Apart from showcasing Malaysia’s diverse cuisine, the chefs engage with the audience by answering any cooking questions during the broadcasts.
Queen Azizah’s two cookbooks, traditional dishes of Pahang and traditional sweets of Pahang, are compilations of vintage recipes from her home state of Pahang that were in danger of being lost to future generations.
They represent the diversity of Malaysia, with contributions from various communities including the Malays, the Chinese, the Indians and even the natives, or the Orang Asli, deep in the jungles of Pahang.
The entire production of the books was funded by the legacy left by the Queen's late father, Sultan Iskandar of Johor, and all proceeds from their sales go to Tunku Azizah Fertility Foundation, a foundation she set up over 15 years ago, which funds IVF treatment for couples.
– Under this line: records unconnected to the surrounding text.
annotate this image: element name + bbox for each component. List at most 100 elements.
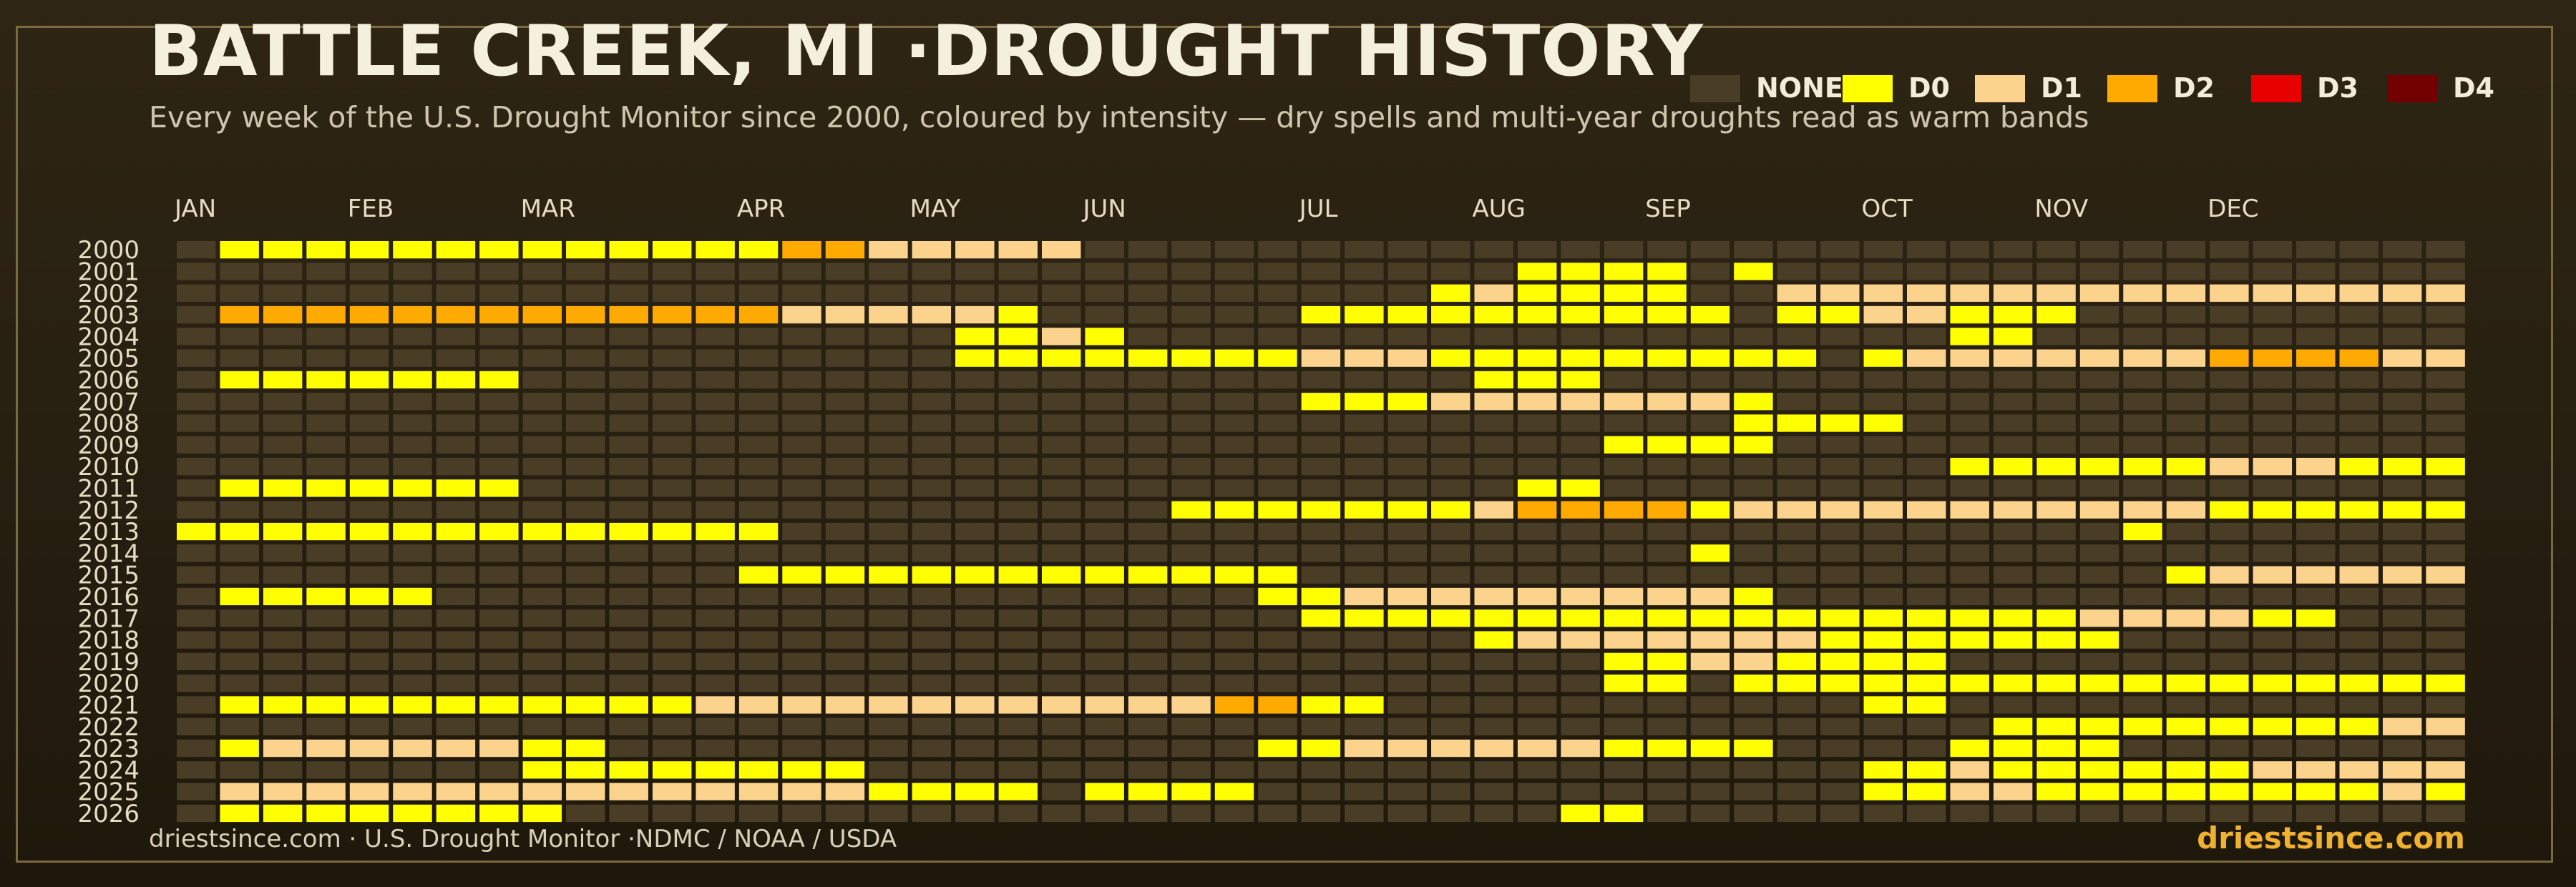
cell-2015-w22 bbox=[1085, 566, 1124, 584]
cell-2017-w37 bbox=[1734, 609, 1773, 627]
cell-2005-w41 bbox=[1907, 349, 1946, 367]
cell-2002-w47 bbox=[2166, 284, 2206, 302]
cell-2015-w9 bbox=[522, 566, 562, 584]
cell-2002-w46 bbox=[2123, 284, 2162, 302]
cell-2018-w42 bbox=[1950, 631, 1989, 649]
legend-label-d4: D4 bbox=[2453, 72, 2494, 104]
cell-2012-w32 bbox=[1517, 501, 1557, 519]
cell-2021-w51 bbox=[2339, 696, 2379, 714]
cell-2010-w31 bbox=[1474, 458, 1513, 476]
cell-2021-w23 bbox=[1128, 696, 1168, 714]
cell-2011-w11 bbox=[609, 479, 648, 497]
chart-frame bbox=[16, 26, 2553, 863]
cell-2007-w7 bbox=[436, 393, 476, 411]
cell-2018-w47 bbox=[2166, 631, 2206, 649]
cell-2009-w23 bbox=[1128, 436, 1168, 454]
cell-2026-w19 bbox=[955, 804, 995, 823]
cell-2003-w16 bbox=[825, 305, 865, 324]
cell-2017-w14 bbox=[738, 609, 779, 627]
cell-2010-w30 bbox=[1431, 458, 1470, 476]
cell-2019-w35 bbox=[1647, 652, 1687, 670]
cell-2007-w39 bbox=[1820, 393, 1860, 411]
cell-2002-w8 bbox=[479, 284, 519, 302]
cell-2015-w45 bbox=[2079, 566, 2119, 584]
cell-2006-w49 bbox=[2253, 371, 2293, 389]
cell-2005-w53 bbox=[2426, 349, 2465, 367]
cell-2020-w35 bbox=[1647, 675, 1687, 692]
cell-2001-w14 bbox=[738, 263, 779, 280]
cell-2009-w16 bbox=[825, 436, 865, 454]
cell-2003-w49 bbox=[2253, 305, 2293, 324]
cell-2018-w15 bbox=[782, 631, 821, 649]
cell-2002-w9 bbox=[522, 284, 562, 302]
cell-2006-w51 bbox=[2339, 371, 2379, 389]
cell-2026-w45 bbox=[2079, 804, 2119, 823]
cell-2008-w19 bbox=[955, 414, 995, 432]
cell-2013-w40 bbox=[1863, 522, 1903, 541]
cell-2021-w39 bbox=[1820, 696, 1860, 714]
cell-2005-w43 bbox=[1993, 349, 2033, 367]
cell-2011-w41 bbox=[1907, 479, 1946, 497]
cell-2013-w37 bbox=[1734, 522, 1773, 541]
footer-source: driestsince.com · U.S. Drought Monitor ·… bbox=[149, 825, 897, 853]
cell-2001-w15 bbox=[782, 263, 821, 280]
cell-2026-w16 bbox=[825, 804, 865, 823]
cell-2006-w7 bbox=[436, 371, 476, 389]
cell-2005-w8 bbox=[479, 349, 519, 367]
cell-2018-w48 bbox=[2210, 631, 2249, 649]
cell-2016-w38 bbox=[1777, 587, 1817, 606]
cell-2007-w18 bbox=[912, 393, 952, 411]
cell-2023-w10 bbox=[566, 739, 605, 758]
cell-2020-w47 bbox=[2166, 675, 2206, 692]
cell-2026-w20 bbox=[998, 804, 1038, 823]
cell-2003-w46 bbox=[2123, 305, 2162, 324]
cell-2022-w43 bbox=[1993, 717, 2033, 735]
cell-2023-w31 bbox=[1474, 739, 1513, 758]
cell-2007-w48 bbox=[2210, 393, 2249, 411]
cell-2018-w39 bbox=[1820, 631, 1860, 649]
cell-2009-w31 bbox=[1474, 436, 1513, 454]
cell-2009-w15 bbox=[782, 436, 821, 454]
cell-2005-w21 bbox=[1042, 349, 1081, 367]
cell-2026-w17 bbox=[869, 804, 908, 823]
cell-2009-w11 bbox=[609, 436, 648, 454]
cell-2017-w27 bbox=[1301, 609, 1341, 627]
cell-2009-w40 bbox=[1863, 436, 1903, 454]
cell-2002-w2 bbox=[220, 284, 259, 302]
cell-2011-w4 bbox=[306, 479, 346, 497]
cell-2004-w36 bbox=[1690, 328, 1730, 346]
cell-2007-w12 bbox=[652, 393, 692, 411]
cell-2018-w24 bbox=[1171, 631, 1211, 649]
year-label-2010: 2010 bbox=[77, 453, 140, 481]
cell-2008-w46 bbox=[2123, 414, 2162, 432]
cell-2021-w31 bbox=[1474, 696, 1513, 714]
cell-2019-w20 bbox=[998, 652, 1038, 670]
cell-2006-w42 bbox=[1950, 371, 1989, 389]
cell-2008-w5 bbox=[349, 414, 389, 432]
cell-2000-w39 bbox=[1820, 241, 1860, 259]
cell-2006-w11 bbox=[609, 371, 648, 389]
cell-2011-w16 bbox=[825, 479, 865, 497]
cell-2005-w17 bbox=[869, 349, 908, 367]
cell-2024-w12 bbox=[652, 761, 692, 779]
cell-2019-w43 bbox=[1993, 652, 2033, 670]
cell-2016-w7 bbox=[436, 587, 476, 606]
cell-2013-w28 bbox=[1345, 522, 1384, 541]
cell-2023-w48 bbox=[2210, 739, 2249, 758]
year-label-2012: 2012 bbox=[77, 496, 140, 525]
cell-2007-w23 bbox=[1128, 393, 1168, 411]
cell-2024-w7 bbox=[436, 761, 476, 779]
cell-2012-w53 bbox=[2426, 501, 2465, 519]
cell-2021-w4 bbox=[306, 696, 346, 714]
cell-2023-w41 bbox=[1907, 739, 1946, 758]
footer-brand-link[interactable]: driestsince.com bbox=[2197, 820, 2465, 856]
cell-2005-w24 bbox=[1171, 349, 1211, 367]
cell-2009-w37 bbox=[1734, 436, 1773, 454]
cell-2013-w52 bbox=[2382, 522, 2422, 541]
cell-2023-w7 bbox=[436, 739, 476, 758]
cell-2003-w17 bbox=[869, 305, 908, 324]
cell-2020-w50 bbox=[2296, 675, 2336, 692]
cell-2000-w6 bbox=[393, 241, 432, 259]
legend-swatch-d2 bbox=[2107, 75, 2157, 102]
cell-2022-w22 bbox=[1085, 717, 1124, 735]
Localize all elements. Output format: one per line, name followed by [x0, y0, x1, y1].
Queen Azizah’s interest in cooking pairs with her interest in traditional craft, in particular Tenun Pahang (Pahang Weave).
The plates of food in her book are all placed on Tenun Pahang DiRaja, a handwoven textile that was a dying art in Pahang until she travelled throughout the state to preserve it.
She gathered the remaining handful of old weavers, documented all the techniques into a curriculum, and set up a training institute in Pahang to train a new generation of weavers in this craft.